Consumer Protection Remedies Act of 2022 is vital legislation that would restore the Federal Trade Commission’s (FTC) authority to return funds to defrauded and deceived consumers, and deter wrongdoers with threat of restitution, injunctions, and removal of their ill-gotten gains.

“We appreciate the extensive work of parents, pediatricians, consumer organizations and other stakeholder organizations in reaching this important milestone of the passage of the STURDY Act and of Reese’s Law,” stated Rachel Weintraub. “These product safety bills will make furniture more stable and products containing button cell batteries more secure. These bills will save lives and we urge the Senate to quickly pass them.”

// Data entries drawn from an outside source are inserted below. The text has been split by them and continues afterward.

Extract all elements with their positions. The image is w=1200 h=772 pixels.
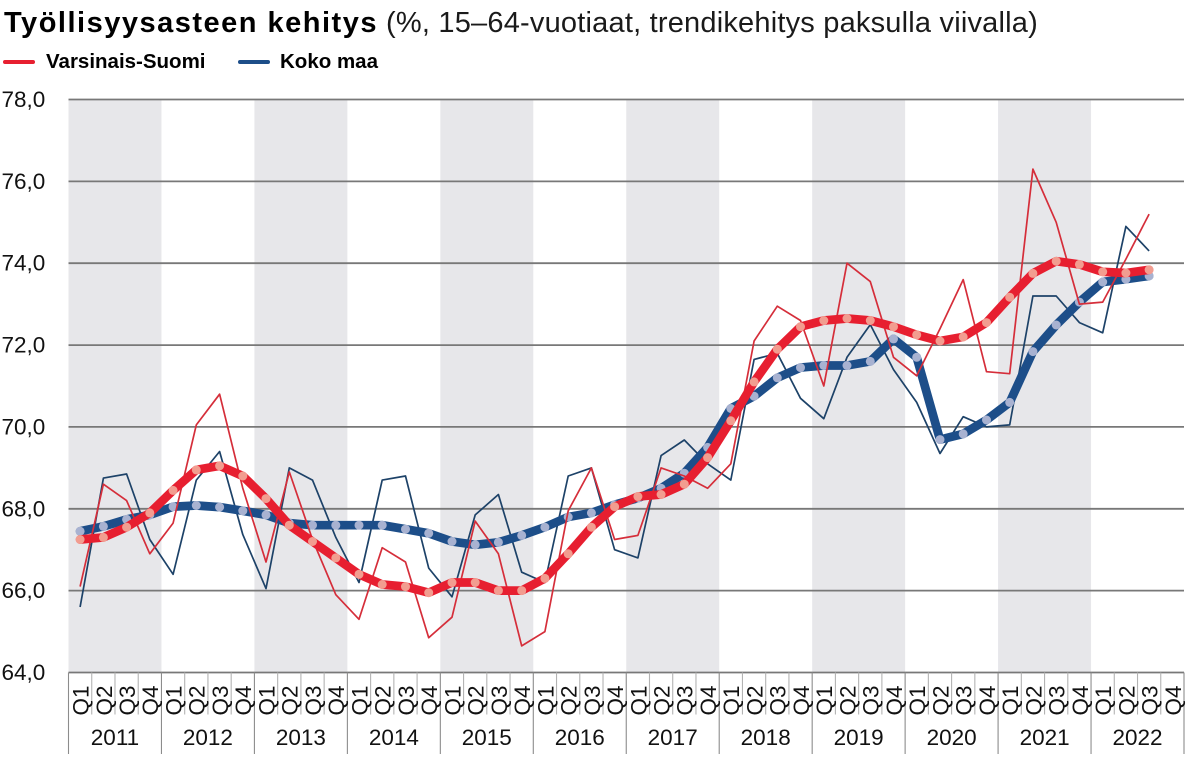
svg-text:Q1: Q1	[69, 685, 94, 715]
svg-text:70,0: 70,0	[2, 414, 46, 439]
svg-text:Q1: Q1	[162, 685, 187, 715]
svg-text:Q2: Q2	[278, 685, 303, 715]
svg-text:Q4: Q4	[510, 685, 535, 715]
svg-text:Q1: Q1	[1091, 685, 1116, 715]
svg-text:68,0: 68,0	[2, 496, 46, 521]
svg-text:Q1: Q1	[254, 685, 279, 715]
svg-text:72,0: 72,0	[2, 333, 46, 358]
svg-text:Q3: Q3	[1138, 685, 1163, 715]
svg-text:Q2: Q2	[557, 685, 582, 715]
svg-text:Q4: Q4	[1161, 685, 1186, 715]
svg-text:2013: 2013	[276, 725, 326, 750]
svg-text:Q1: Q1	[626, 685, 651, 715]
svg-text:Q1: Q1	[347, 685, 372, 715]
svg-text:Q4: Q4	[138, 685, 163, 715]
svg-text:Q2: Q2	[371, 685, 396, 715]
svg-text:Q4: Q4	[603, 685, 628, 715]
svg-text:Q3: Q3	[394, 685, 419, 715]
svg-text:Q1: Q1	[440, 685, 465, 715]
svg-text:Q2: Q2	[835, 685, 860, 715]
svg-text:Q4: Q4	[789, 685, 814, 715]
svg-text:Q1: Q1	[998, 685, 1023, 715]
svg-text:Q2: Q2	[1021, 685, 1046, 715]
svg-text:Q2: Q2	[185, 685, 210, 715]
svg-text:Q3: Q3	[580, 685, 605, 715]
svg-text:Q1: Q1	[533, 685, 558, 715]
svg-text:Q3: Q3	[766, 685, 791, 715]
svg-text:Q3: Q3	[673, 685, 698, 715]
svg-text:Q4: Q4	[1068, 685, 1093, 715]
svg-text:Q2: Q2	[1114, 685, 1139, 715]
svg-text:78,0: 78,0	[2, 87, 46, 112]
svg-text:Q1: Q1	[719, 685, 744, 715]
svg-text:Q4: Q4	[231, 685, 256, 715]
svg-text:2016: 2016	[555, 725, 605, 750]
svg-text:2017: 2017	[648, 725, 698, 750]
svg-text:Q3: Q3	[859, 685, 884, 715]
svg-text:Q4: Q4	[417, 685, 442, 715]
svg-text:Q4: Q4	[882, 685, 907, 715]
svg-text:2014: 2014	[369, 725, 419, 750]
svg-text:64,0: 64,0	[2, 660, 46, 685]
svg-text:2012: 2012	[183, 725, 233, 750]
svg-text:2021: 2021	[1020, 725, 1070, 750]
svg-text:2015: 2015	[462, 725, 512, 750]
svg-text:Q4: Q4	[975, 685, 1000, 715]
svg-text:Q4: Q4	[324, 685, 349, 715]
svg-text:2018: 2018	[741, 725, 791, 750]
svg-text:Q2: Q2	[928, 685, 953, 715]
svg-text:76,0: 76,0	[2, 169, 46, 194]
svg-text:Q3: Q3	[487, 685, 512, 715]
svg-text:Q2: Q2	[92, 685, 117, 715]
svg-text:Q3: Q3	[952, 685, 977, 715]
svg-text:Q1: Q1	[812, 685, 837, 715]
svg-text:66,0: 66,0	[2, 578, 46, 603]
svg-text:2011: 2011	[91, 725, 139, 750]
svg-text:Q4: Q4	[696, 685, 721, 715]
svg-text:2019: 2019	[834, 725, 884, 750]
svg-text:74,0: 74,0	[2, 251, 46, 276]
svg-text:Q2: Q2	[743, 685, 768, 715]
svg-text:Q3: Q3	[115, 685, 140, 715]
svg-text:Q1: Q1	[905, 685, 930, 715]
svg-text:Q3: Q3	[301, 685, 326, 715]
svg-text:Q3: Q3	[208, 685, 233, 715]
svg-text:2020: 2020	[927, 725, 977, 750]
svg-text:2022: 2022	[1112, 725, 1162, 750]
svg-text:Q2: Q2	[650, 685, 675, 715]
svg-text:Q2: Q2	[464, 685, 489, 715]
svg-text:Q3: Q3	[1045, 685, 1070, 715]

“The FTC is charged with protecting consumers from fraud and deception, but after a recent Supreme Court case, it lost its most effective tool to combat unfair, deceptive, and fraudulent practices,” said Rachel Gittleman, Financial Services Outreach Manager. “The Senate must pass the Consumer Protection Remedies Act to restore the FTC’s authority to return ill-gotten funds to defrauded and scammed consumers.”

“Congressional action is necessary to restore this critical tool to the FTC,” said Erin Witte, Director of Consumer Protection. “We urge the Senate to pass the Consumer Protection Remedies Act so that the FTC can return to its important work of putting money back in the hands of defrauded consumers.”